The Hmong Medical Corpus stores its tagged text data in a SQL database. To use this data with Stanford CoreNLP, it must first be converted into CoNLL-U format. This post shows how this is done.
First, let’s import the libraries needed.
from itertools import groupby
import os
import sqlite3
import pandas as pd
Next, let’s load the database. The Hmong Medical Corpus database is a SQLite database, so we load it through the sqlite3 module.
conn = sqlite3.Connection('hmcorpus.db')
crsr = conn.cursor()
Now, we use a SQL query to acquire the data we need. We can call the read_sql_query function in Pandas to facilitate creating a Pandas DataFrame.

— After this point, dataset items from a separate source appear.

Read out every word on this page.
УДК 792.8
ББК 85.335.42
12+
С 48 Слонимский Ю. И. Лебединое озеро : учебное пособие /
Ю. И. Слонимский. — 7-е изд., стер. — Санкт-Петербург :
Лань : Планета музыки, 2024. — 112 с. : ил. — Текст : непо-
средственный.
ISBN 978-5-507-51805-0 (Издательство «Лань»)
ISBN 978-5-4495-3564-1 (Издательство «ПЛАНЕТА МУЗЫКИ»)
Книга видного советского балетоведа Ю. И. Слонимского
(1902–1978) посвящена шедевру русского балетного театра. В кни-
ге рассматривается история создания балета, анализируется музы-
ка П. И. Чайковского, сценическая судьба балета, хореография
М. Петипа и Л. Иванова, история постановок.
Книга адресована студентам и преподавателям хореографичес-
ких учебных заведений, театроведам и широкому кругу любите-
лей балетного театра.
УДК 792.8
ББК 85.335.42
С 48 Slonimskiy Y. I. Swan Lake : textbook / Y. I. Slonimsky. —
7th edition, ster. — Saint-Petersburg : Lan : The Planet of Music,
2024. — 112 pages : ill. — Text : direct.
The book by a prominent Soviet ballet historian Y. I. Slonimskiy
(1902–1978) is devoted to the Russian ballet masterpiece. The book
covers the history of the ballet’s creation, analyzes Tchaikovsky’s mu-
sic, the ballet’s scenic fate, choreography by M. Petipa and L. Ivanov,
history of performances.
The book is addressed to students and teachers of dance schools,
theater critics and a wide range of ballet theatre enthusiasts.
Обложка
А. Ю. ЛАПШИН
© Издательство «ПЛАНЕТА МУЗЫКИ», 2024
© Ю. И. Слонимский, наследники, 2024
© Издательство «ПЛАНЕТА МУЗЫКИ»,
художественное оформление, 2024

sql_query = """SELECT doc_ind, sent_ind, token_form, type_form, pos_label, loc FROM tokens
JOIN types ON types.ind=tokens.word_type_ind
JOIN word_loc ON types.word_loc=word_loc.ind
JOIN pos ON pos.ind=types.pos_type;"""
query = pd.read_sql_query(sql_query, conn)
df = pd.DataFrame(query)
Next, we read in a CSV file that maps the part of speech tags from those specific to the Hmong Medical Corpus project to those used in the Universal POS tag set.
conv = pd.read_csv('mapping_to_upos.txt', sep='\t')
print(conv)
We now assign descriptive column names to our DataFrame created above.
df.columns = ['doc_ind', 'sent_ind', 'FORM', 'type_form', 'XPOS', 'word_pos']
df.tail()
Now, we add the ID column that will appear in the final CoNLL-U files.
df['ID'] = df.index + 1
df.head(20)
The next step is the most challenging in this process: converting syllable-based tokens reflecting Hmong orthography to word-based tokens required by the CoNLL-U formatting standards. We begin by finding all syllables labeled with a word_pos value of ‘I’ (for “internal”).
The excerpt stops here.